Aktivitas mitigasi yang dilakukan melibatkan mobilisasi tim teknisi berpengalaman untuk melaksanakan audit keamanan menyeluruh. Proses pemeriksaan dilakukan dengan standar tinggi, mencakup evaluasi kondisi jalur rel, pengujian fungsional sistem persinyalan, serta inspeksi detail terhadap seluruh prasarana pendukung operasional. Pendekatan sistematis ini memastikan tidak ada potensi risiko yang terlewat dalam proses verifikasi keamanan.

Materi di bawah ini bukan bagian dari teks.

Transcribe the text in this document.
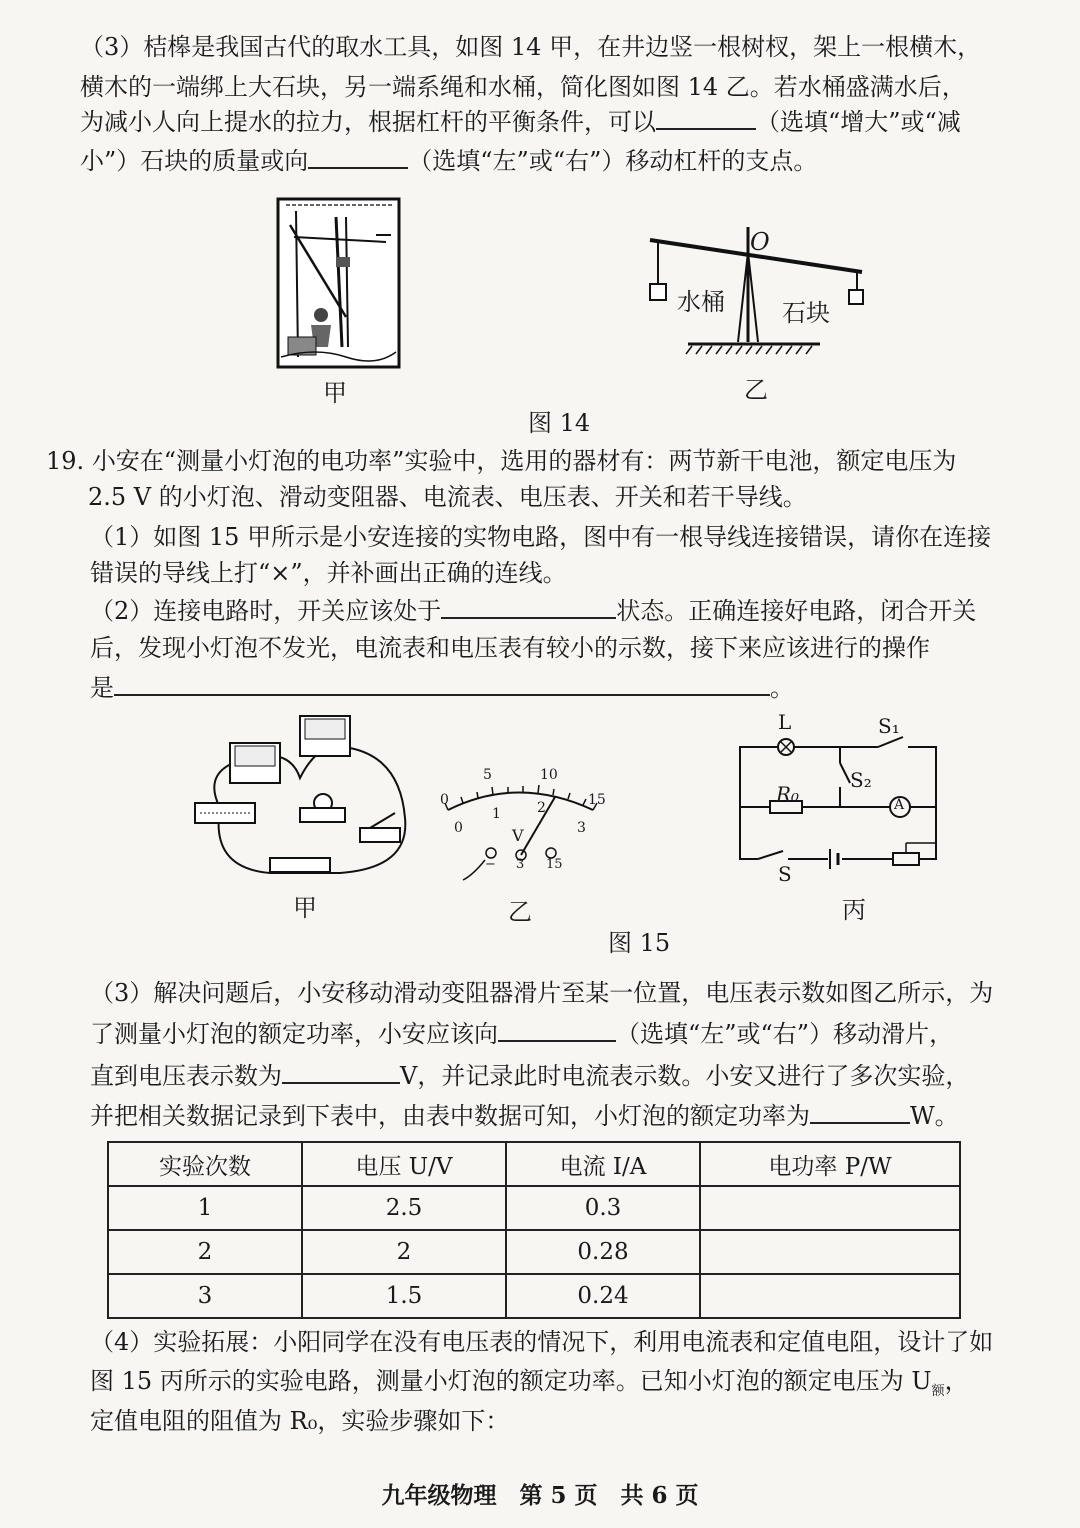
（3）桔槔是我国古代的取水工具，如图 14 甲，在井边竖一根树杈，架上一根横木，
横木的一端绑上大石块，另一端系绳和水桶，简化图如图 14 乙。若水桶盛满水后，
为减小人向上提水的拉力，根据杠杆的平衡条件，可以	（选填“增大”或“减
小”）石块的质量或向	（选填“左”或“右”）移动杠杆的支点。
甲
O
水桶 石块
乙
图 14
19. 小安在“测量小灯泡的电功率”实验中，选用的器材有：两节新干电池，额定电压为
2.5 V 的小灯泡、滑动变阻器、电流表、电压表、开关和若干导线。
（1）如图 15 甲所示是小安连接的实物电路，图中有一根导线连接错误，请你在连接
错误的导线上打“×”，并补画出正确的连线。
（2）连接电路时，开关应该处于	状态。正确连接好电路，闭合开关
后，发现小灯泡不发光，电流表和电压表有较小的示数，接下来应该进行的操作
是	。
甲
0
5	10
15
0
1	2
3
V
− 3 15
乙
L	S₁
S₂
R₀	A
S
丙
图 15
（3）解决问题后，小安移动滑动变阻器滑片至某一位置，电压表示数如图乙所示，为
了测量小灯泡的额定功率，小安应该向	（选填“左”或“右”）移动滑片，
直到电压表示数为	V，并记录此时电流表示数。小安又进行了多次实验，
并把相关数据记录到下表中，由表中数据可知，小灯泡的额定功率为	W。
实验次数	电压 U/V	电流 I/A	电功率 P/W
1	2.5	0.3	
2	2	0.28	
3	1.5	0.24	
（4）实验拓展：小阳同学在没有电压表的情况下，利用电流表和定值电阻，设计了如
图 15 丙所示的实验电路，测量小灯泡的额定功率。已知小灯泡的额定电压为 $U_额$，
定值电阻的阻值为 R₀，实验步骤如下：
九年级物理　第 5 页　共 6 页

Implementasi protokol darurat berdampak pada penundaan perjalanan berbagai jenis kereta api di sejumlah stasiun dan lintas strategis. Anne Purba dalam pernyataannya sebagai Vice President Public Relations KAI menegaskan bahwa langkah ini mencerminkan komitmen perusahaan untuk tidak berkompromi dengan standar keselamatan, meskipun harus mengorbankan efisiensi operasional jangka pendek.
Efektivitas sistem manajemen krisis terbukti melalui keberhasilan mencapai normalisasi operasional dalam waktu yang relatif cepat. Operasional kereta api di lintas Timur Jakarta kembali Normal pada pukul 20.32 WIB setelah hasil pemeriksaan menunjukkan seluruh infrastruktur memenuhi standar keamanan. Pencapaian ini mendemonstrasikan kapabilitas KAI dalam menyeimbangkan prioritas keselamatan dengan kebutuhan kontinuitas layanan.